The third book in this series, What Stalks the Deep, just got published last week and I’m on the list for it as soon as it hits my library, but wanted to give it a call out here as well. It’s coming soon!

How Lucky

By Will Leitch

Man, it is my season for finally getting around to reading novels by authors that founded beloved defunct websites. Will Leitch co-founded Deadspin, and while he often wrote about sports, he was so clever and witty that I read all his posts anyway. Anyway, I was very much looking forward to reading a mystery by him, and it only took me four years!

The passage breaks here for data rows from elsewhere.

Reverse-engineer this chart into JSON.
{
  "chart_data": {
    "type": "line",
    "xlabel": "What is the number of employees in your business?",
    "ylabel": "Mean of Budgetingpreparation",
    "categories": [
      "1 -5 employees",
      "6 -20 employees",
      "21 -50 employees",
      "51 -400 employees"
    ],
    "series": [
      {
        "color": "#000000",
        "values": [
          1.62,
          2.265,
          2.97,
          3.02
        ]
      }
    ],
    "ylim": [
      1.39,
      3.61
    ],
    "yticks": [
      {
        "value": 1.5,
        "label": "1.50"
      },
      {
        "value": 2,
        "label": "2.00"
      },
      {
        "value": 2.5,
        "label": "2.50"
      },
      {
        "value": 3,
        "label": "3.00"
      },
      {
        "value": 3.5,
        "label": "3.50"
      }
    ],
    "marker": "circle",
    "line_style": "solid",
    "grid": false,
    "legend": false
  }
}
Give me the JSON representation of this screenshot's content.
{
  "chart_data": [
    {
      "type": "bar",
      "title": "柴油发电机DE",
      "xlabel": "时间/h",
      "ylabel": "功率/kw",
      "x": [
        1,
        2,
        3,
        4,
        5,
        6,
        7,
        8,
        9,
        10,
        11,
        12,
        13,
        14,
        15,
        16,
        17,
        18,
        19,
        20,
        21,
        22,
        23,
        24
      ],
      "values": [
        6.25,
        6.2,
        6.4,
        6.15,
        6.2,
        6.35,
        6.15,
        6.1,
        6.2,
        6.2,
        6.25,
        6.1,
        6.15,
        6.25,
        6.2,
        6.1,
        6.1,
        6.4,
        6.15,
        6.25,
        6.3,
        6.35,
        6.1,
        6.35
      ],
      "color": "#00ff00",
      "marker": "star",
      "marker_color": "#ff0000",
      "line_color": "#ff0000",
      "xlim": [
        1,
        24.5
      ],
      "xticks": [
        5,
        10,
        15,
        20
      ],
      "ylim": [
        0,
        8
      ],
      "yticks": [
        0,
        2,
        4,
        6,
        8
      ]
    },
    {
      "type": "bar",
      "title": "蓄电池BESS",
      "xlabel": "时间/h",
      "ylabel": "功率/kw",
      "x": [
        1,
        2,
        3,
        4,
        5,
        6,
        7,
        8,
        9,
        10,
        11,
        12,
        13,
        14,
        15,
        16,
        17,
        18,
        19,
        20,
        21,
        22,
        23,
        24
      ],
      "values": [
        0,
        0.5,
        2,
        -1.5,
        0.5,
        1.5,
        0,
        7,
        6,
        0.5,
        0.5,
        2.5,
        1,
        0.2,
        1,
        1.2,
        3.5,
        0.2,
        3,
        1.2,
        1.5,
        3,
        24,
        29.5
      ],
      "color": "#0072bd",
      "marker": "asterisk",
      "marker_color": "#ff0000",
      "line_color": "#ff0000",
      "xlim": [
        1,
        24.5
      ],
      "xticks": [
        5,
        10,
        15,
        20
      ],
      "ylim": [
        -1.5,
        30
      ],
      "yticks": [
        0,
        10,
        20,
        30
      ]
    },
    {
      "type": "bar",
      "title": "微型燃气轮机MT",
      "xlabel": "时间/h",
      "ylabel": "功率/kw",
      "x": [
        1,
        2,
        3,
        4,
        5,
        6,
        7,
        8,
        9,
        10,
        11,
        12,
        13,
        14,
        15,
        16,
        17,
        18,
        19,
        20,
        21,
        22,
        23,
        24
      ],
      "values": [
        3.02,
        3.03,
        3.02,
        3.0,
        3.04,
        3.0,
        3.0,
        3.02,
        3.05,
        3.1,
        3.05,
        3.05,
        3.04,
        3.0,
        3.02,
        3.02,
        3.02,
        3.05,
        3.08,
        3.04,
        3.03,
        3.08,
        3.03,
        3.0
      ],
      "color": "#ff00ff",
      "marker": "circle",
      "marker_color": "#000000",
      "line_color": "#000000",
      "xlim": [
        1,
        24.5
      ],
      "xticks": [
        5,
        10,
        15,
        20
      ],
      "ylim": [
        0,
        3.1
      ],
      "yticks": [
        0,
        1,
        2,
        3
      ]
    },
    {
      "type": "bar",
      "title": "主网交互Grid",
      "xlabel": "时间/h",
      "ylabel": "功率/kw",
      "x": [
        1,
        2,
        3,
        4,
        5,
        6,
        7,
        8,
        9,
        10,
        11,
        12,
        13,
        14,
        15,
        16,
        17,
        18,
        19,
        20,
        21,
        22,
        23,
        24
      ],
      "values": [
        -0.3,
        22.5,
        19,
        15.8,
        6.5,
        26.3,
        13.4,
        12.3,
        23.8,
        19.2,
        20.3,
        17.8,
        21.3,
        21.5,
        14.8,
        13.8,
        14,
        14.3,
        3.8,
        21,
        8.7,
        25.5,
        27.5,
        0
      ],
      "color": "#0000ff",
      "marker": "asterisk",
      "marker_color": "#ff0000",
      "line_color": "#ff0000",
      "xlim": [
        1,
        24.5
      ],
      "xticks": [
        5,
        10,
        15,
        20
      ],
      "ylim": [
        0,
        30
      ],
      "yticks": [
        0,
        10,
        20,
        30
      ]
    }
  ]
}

I love an unlikely detective, and this was specifically recommended to fans of The Curious Incident of a Dog in the Night-Time, which was one of my first of the genre. In this novel, protagonist Daniel suffers from spinal muscular atrophy (SMA, described as similar to infant ALS), with a predicted lifespan of 21 years tops, though he is beating the odds in his early 20s and living independently though with round-the-clock assistance. He can’t speak verbally or move without his wheelchair, but still participates in more of life than many of us, which becomes a clear theme of the novel.

While sitting on his porch each morning, he regularly sees a young college student walking to class, and when one morning she gets in a car and then disappears, he appears to be the only witness. He is promptly dismissed by the police in the face of his disability, and his two closest friends jump in to help him continue to get his statement heard. This brings him to the attention of the kidnapper, which really ramps up the suspense.

The crime itself is fairly straight-forward, and is secondary to showcasing a number of socially-marginalized characters and how much they contribute to society as a whole. The end takes a startling swing toward high action, which felt a little jarring, but I’m not sure that wasn’t intentional as well. If at times the theme felt a little blunt, it is definitely a message that is needed more and more today: that everyone can contribute to our society in large and small ways, and that you get out of life what you put into it.

Wicked River by Lee Sandlin

Wicked River: The Mississippi When It Last Ran Wild
written by Lee Sandlin
read by Jeff McCarthy
2010

This is a wild ride. It’s a non-fiction black-comedy history book. It’s a collection of crazy stories about unpleasant people living awful lives and they are hilarious. Except that sometimes it gets grim enough that it overloads my sense of humor and just gets super depressing even in its ridiculousness. But it really is fascinating and an excellent look at American history and social movements. It’s kind of amazing how many patterns of events and types of people I recognize as being present in today’s world.

This is by the same author who wrote Storm Kings , which I enjoyed so much that I immediately checked out their other audiobook. Storm Kings is the better book, with a more cohesive storyline, while Wicked River is more a scattershot of stories and events, but it’s still very good and very impactful. Each chapter looks at a different aspect of life along the Mississippi, mostly pre-Civil War, skipping around in time and location, with a lot of stories about the lives of specific individuals and events. It gets into the nitty gritty of life and death and trade, the horrors of recurring epidemics, the cognitive dissonance of slave-holding societies, the lawlessness of the various settler justice systems, intermittent excesses of debauchery, celebrations of casual violence, ubiquitous drunkenness, and a vast cast of characters from all walks of life.

The book concludes with the Mississippi River Commission being established immediately post-Civil War and essentially taming the river, at the same time that railroads were replacing boats for transport. In the end, there’s a sense of nostalgia for the wildness that has been lost, because the river cultures were amazing and easily romanticized, even though, or perhaps especially because, they sound truly awful to have lived through.